Here’s an op-ed type piece I wrote last Christmas about God’s strange approach to public relations issues that first Christmas.

Christmas: God’s public relations problem

by Larry Harvey, published in Southwest Nebraska News, Dec 12, 2003

That first Christmas was a public relations disaster. You know, the original Christmas with the baby, the shepherds, the angels, the magi from “the East.” That angel thing was a nice touch – brilliant in fact. It impressed the guys who were there; “they were terrified!” then “suddenly a great company of the heavenly host appeared with the first angel.” The angels were not the public relations foul-up. That was an excellent use of advertising dollars.

The mistake was in the choice of audience. The incredible show was wasted on a few unnamed shepherds (low-paid agricultural laborers) out in the hills. Just a few miles away, in Jerusalem, sat Herod the King, with all the power of the government, surrounded by the temple and the religious leadership of the nation. A message important enough to be delivered with shining glory by multitudes of angels is surely a message important enough to be sent to the top levels of human pride and power in Jerusalem, maybe even to the Emperor in Rome, not to a few rubes out in the hills!
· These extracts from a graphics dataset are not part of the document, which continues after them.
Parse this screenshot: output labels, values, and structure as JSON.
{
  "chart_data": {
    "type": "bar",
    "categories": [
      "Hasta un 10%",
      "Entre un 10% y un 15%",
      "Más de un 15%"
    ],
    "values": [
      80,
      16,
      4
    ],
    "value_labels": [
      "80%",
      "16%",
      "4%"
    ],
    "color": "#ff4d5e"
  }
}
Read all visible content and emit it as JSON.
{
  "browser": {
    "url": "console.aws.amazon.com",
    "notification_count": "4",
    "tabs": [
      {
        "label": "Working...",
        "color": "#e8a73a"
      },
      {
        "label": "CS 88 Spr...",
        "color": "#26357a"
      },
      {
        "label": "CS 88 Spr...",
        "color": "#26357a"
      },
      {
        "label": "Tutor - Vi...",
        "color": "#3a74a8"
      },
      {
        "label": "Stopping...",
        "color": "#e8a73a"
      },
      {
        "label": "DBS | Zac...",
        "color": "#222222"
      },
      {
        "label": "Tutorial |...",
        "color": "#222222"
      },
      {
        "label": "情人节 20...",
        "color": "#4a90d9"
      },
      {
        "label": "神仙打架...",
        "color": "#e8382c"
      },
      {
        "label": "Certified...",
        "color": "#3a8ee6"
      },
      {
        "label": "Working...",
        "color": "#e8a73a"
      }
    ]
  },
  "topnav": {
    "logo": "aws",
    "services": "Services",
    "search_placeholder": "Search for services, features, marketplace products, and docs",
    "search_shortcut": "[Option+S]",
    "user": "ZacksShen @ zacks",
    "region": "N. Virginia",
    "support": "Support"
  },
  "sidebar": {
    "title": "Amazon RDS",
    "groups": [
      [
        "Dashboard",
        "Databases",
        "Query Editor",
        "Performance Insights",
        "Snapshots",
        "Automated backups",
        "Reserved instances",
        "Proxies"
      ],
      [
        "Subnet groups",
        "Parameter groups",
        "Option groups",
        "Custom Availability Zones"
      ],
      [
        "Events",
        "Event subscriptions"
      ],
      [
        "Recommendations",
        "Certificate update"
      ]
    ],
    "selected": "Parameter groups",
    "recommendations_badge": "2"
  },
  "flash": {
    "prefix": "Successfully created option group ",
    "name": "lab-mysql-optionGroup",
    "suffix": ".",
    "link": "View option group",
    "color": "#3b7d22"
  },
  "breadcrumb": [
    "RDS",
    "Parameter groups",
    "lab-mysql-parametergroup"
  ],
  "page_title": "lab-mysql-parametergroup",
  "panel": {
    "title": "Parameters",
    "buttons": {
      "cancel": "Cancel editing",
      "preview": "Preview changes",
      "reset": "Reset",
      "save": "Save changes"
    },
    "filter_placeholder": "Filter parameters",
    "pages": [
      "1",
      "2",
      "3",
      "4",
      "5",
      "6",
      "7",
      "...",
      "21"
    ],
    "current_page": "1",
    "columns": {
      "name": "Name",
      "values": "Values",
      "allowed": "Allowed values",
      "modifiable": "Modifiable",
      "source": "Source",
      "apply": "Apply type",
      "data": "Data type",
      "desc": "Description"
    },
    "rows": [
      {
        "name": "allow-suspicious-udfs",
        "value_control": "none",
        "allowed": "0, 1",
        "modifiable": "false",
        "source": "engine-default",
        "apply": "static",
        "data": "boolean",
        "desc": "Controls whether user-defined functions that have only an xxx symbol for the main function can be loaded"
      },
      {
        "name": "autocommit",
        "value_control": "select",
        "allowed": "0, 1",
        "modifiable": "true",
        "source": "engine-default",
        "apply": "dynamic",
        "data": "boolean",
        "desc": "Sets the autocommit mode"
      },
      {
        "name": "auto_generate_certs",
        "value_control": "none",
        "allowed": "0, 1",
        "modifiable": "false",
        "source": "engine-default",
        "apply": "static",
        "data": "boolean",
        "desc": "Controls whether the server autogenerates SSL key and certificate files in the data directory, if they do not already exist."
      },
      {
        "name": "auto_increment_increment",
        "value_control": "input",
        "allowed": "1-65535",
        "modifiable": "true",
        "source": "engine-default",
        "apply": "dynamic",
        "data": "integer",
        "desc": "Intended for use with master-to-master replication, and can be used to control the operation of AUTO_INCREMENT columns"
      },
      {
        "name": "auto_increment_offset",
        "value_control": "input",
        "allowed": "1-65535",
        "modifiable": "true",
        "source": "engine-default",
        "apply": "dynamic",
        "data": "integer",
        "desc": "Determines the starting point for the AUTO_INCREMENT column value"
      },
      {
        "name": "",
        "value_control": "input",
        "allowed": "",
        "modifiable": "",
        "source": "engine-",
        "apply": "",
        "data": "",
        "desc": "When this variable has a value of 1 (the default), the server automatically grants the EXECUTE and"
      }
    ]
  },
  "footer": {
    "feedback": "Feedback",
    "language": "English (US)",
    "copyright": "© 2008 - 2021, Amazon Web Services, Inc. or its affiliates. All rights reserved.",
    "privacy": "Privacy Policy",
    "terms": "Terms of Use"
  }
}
But the angels disappear without a trace; the shepherds make a short visit to the baby then they also disappear. What an incredible waste of a wonderful PR opportunity!

So what-s up with this? Is it incompetence? Does the Almighty need a better advertising agency?

Similar problems run through the whole story. Joseph went to Bethlehem “with Mary, who was pledged to be married to him and was expecting a child.” Whoa! Stop right there. This looks really bad. Do they want to destroy the whole project right here at the beginning? Unmarried. Expecting. Traveling with a guy she’s not married to. This is not looking good. Do they really expect this to be the beginning of a moral revolution that will improve the whole human race?

Then there are the “three kings” who came to visit the young Jesus. “Magi.” As in magicians? As in fortune-tellers? Star-gazers? Astrologers? Please, can’t we find some nice respectable Jewish leaders, somebody really wealthy and honorable, to come and worship this “new-born king”? Why bring in these pagans (We’ve all heard about “Eastern religions”!), and foreigners at that?

And then there’s the political extremism in young Mary’s prayer-song (the “Magnificat”). “My soul glorifies the Lord . . . . He has scattered those who are proud in their inmost thoughts. He has brought down rulers from their thrones but has lifted up the humble. He has filled the hungry with good things but has sent the rich away empty.” Class warfare talk! People will get the wrong idea. Ah, the idealism of youth – she no doubt grew out of it. So why not just forget she ever said that? Maybe comments like that are the reason no good Jewish businessmen or prominent religious leaders were willing to come and honor this unwed and somewhat radical young woman’s cute baby.

With such an entrance, this child could be expected to exit history without making a ripple or leaving any legacy at all. But wasn’t God Himself supposed to be behind this whole thing? What’s up?

One of two things was happening. Either the culture was doing so well back then that the Holy One wanted to participate and enjoy it, and maybe coach them a bit; so He came as a baby, etc. OR they were doing so poorly that He had to start some radically new type of involvement and effort – if that’s the case, we should expect the story to develop in ways contrary to people’s expectations.

I think that is just what happened. And Jesus’ life over the next thirty or so years further illustrates this split: what God values and the ways God works are not the ways any of our human cultures have run or are now running. God is very interested in us, and He is present, but He and His activities often go unrecognized. God realizes that if you send angels to people who don’t really want Divine involvement, the angels will be ignored. And if you do everything as expected, there is no need to even do it; that also will be ignored. So God sent His message in His own way to those who could hear it. They were not the ones running things, whether in politics, religion, or the media.

But who knows? Maybe He has plans to change even that.